Panic wraps my mind in dizzying colors, reducing me to frantic instincts. I claw at the fabric with my bound hands as I pant with shallow gasps.
“Breathe in through your nose,” a deep, accented voice says close to my ear, pushing my bound hands back into my lap with surprising gentleness. “Out through your mouth.”
Readjusting his hand on my forehead into an almost calm grip, he takes a loud breath through his nose as if to spur me on.
I try to imitate but only manage a superficial breath.
“One more,” he urges, flattening his other hand over my chest. The weight should be oppressive, but it’s not. It’s something else. Soothing, I think.
My entire body shudders as I drag in a long breath through my nose, and another wave of shivers rolls through me as I push the air back out through my mouth. The fabric billows slightly over my head, but it doesn’t stick to my mouth, and with a few more repetitions, I find that it’s possible to breathe through it.
The man behind me releases me, and I’m a bit disturbed to find myself missing the warm hands.
The man at my side hoists me up, and a strangled gasp escapes me as I land over his shoulder with a thud. Now I can truly feel his size, and it’s even more frightening than I thought at first. His shoulder is wide and solid like it’s made for carrying a body, and his back is hard plains of solid muscle under my head.
It takes all my focus to breathe as I bounce in time to his long strides. He, on the other hand, doesn’t seem to strain the least as he carries me through the car. I think I’m no more than a sack of potatoes to him.
Part of me wants to bang my fists against his back, but I already know the outcome, and my brief panic attack seems to have drained all my energy. So I just hang there, and when the chilly night air lets me know we’re leaving the train, he easily passes me to his partner.
The new man—or rather, the one who put the sack over my head—takes me in his arms, holding me close to his chest as he walks. He’s not as bulky as the other man, but I feel the devastating strength in the effortless way he handles me, nonetheless. I wouldn’t stand a chance even if it had only been him.
The realization is not enough to deter me from launching into another fit of struggles when I hear the train screeching against the tracks. The sound jolts me from my paralysis, and I start writhing and whimpering, not caring that I might fall from his arms and crash hard. I just need to get back on that train, no matter what it takes.

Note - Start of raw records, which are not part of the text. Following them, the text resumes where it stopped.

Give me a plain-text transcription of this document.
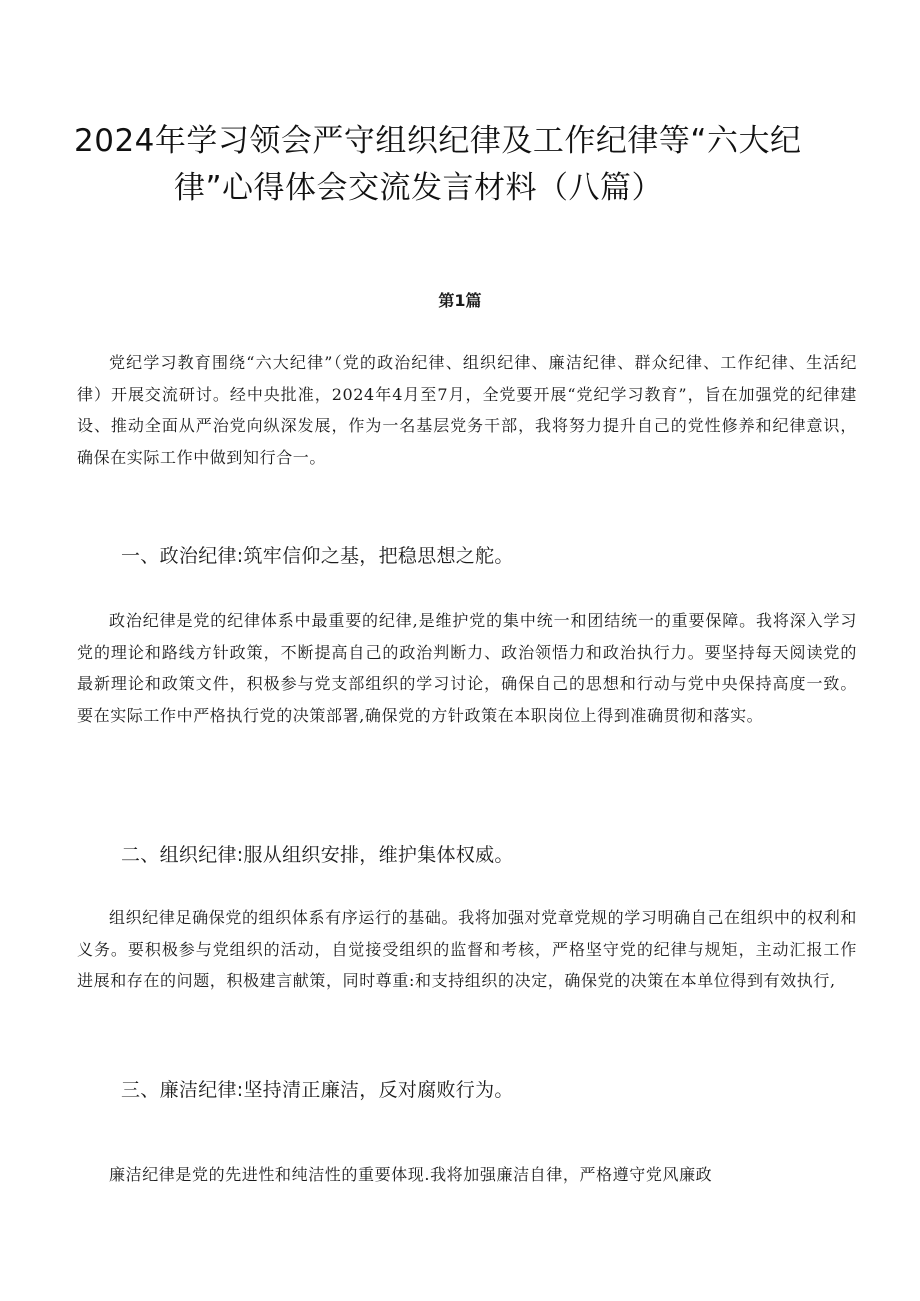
2024年学习领会严守组织纪律及工作纪律等“六大纪
律”心得体会交流发言材料（八篇）
第1篇

党纪学习教育围绕“六大纪律”（党的政治纪律、组织纪律、廉洁纪律、群众纪律、工作纪律、生活纪律）开展交流研讨。经中央批准，2024年4月至7月，全党要开展“党纪学习教育”，旨在加强党的纪律建设、推动全面从严治党向纵深发展，作为一名基层党务干部，我将努力提升自己的党性修养和纪律意识，确保在实际工作中做到知行合一。

一、政治纪律:筑牢信仰之基，把稳思想之舵。

政治纪律是党的纪律体系中最重要的纪律,是维护党的集中统一和团结统一的重要保障。我将深入学习党的理论和路线方针政策，不断提高自己的政治判断力、政治领悟力和政治执行力。要坚持每天阅读党的最新理论和政策文件，积极参与党支部组织的学习讨论，确保自己的思想和行动与党中央保持高度一致。要在实际工作中严格执行党的决策部署,确保党的方针政策在本职岗位上得到准确贯彻和落实。

二、组织纪律:服从组织安排，维护集体权威。

组织纪律足确保党的组织体系有序运行的基础。我将加强对党章党规的学习明确自己在组织中的权利和义务。要积极参与党组织的活动，自觉接受组织的监督和考核，严格坚守党的纪律与规矩，主动汇报工作进展和存在的问题，积极建言献策，同时尊重:和支持组织的决定，确保党的决策在本单位得到有效执行,

三、廉洁纪律:坚持清正廉洁，反对腐败行为。

廉洁纪律是党的先进性和纯洁性的重要体现.我将加强廉洁自律，严格遵守党风廉政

“Don’t waste your energy,” he simply says, but his words only ramp up my furious energy. And then I’m screaming again.
I expect him to act quickly, cover my mouth to muffle the sound or grab my throat again, but he just keeps on walking without a care in the world. It scares me shitless, and I’m headed straight for a new panic attack when he dumps me onto something hard—a surface, box, something half-enclosed.
A trunk, I realize as my fingers grapple and find a steely edge.
A large hand presses against my chest, and I can’t figure out if it’s meant to soothe or subdue.
It works both ways.
I go still beneath its weight, and when the man drags in a loud breath through his nose, I automatically follow.
He repeats a few times until I go still, breathing somewhat steadily.
“Seriously, don’t waste your breath screaming.” He’s close this time, the deep timbre of his voice resonating close to my ear. “No one but the bears will hear you, and I’ll be quite disappointed to come back here and find my merchandise having choked on her own screams.”
His words stun me into silence, and I don’t move when he proceeds to tie a rope between my wrists and legs. Finally, he stuffs a few big pillows around me to create a sort of tight nest.
“No bruises except the ones we allow,” he explains, shoving a final pillow into the space above my head. “Remember to breathe,” he says, and then there’s the loud thud of the trunk slamming shut, snuffing out the fresh air and leaving me alone and trapped in this tiny space.
An engine rumbles to life, and then we’re moving, bouncing along a gravelly road that makes me grateful for the small mercy of the pillows.
It’s the first, but not the last time I’m grateful for something my kidnapper grants me.
CHAPTER
3
I jostle against the pillows as the car bumps along uneven terrain, deep into the forest or up into the mountains, where no one will find me.
At least not until it’s too late.
No one will start worrying until I don’t show up at home in two weeks. And maybe even then, another week will go by before someone will notice something is wrong. That’s the consequence of being a recluse, preferring to spend my vacation among mountains and trees instead of drinking cocktails with my girlfriends on the beach.
Whatever search will be conducted once someone realizes I’ve gone missing will be brief. This country won’t care about a young woman who has gone into the mountains alone. They’ll conclude that I’ve been eaten by a bear or fallen off a cliff. Another victim to Mother Nature. People die in these mountains every year.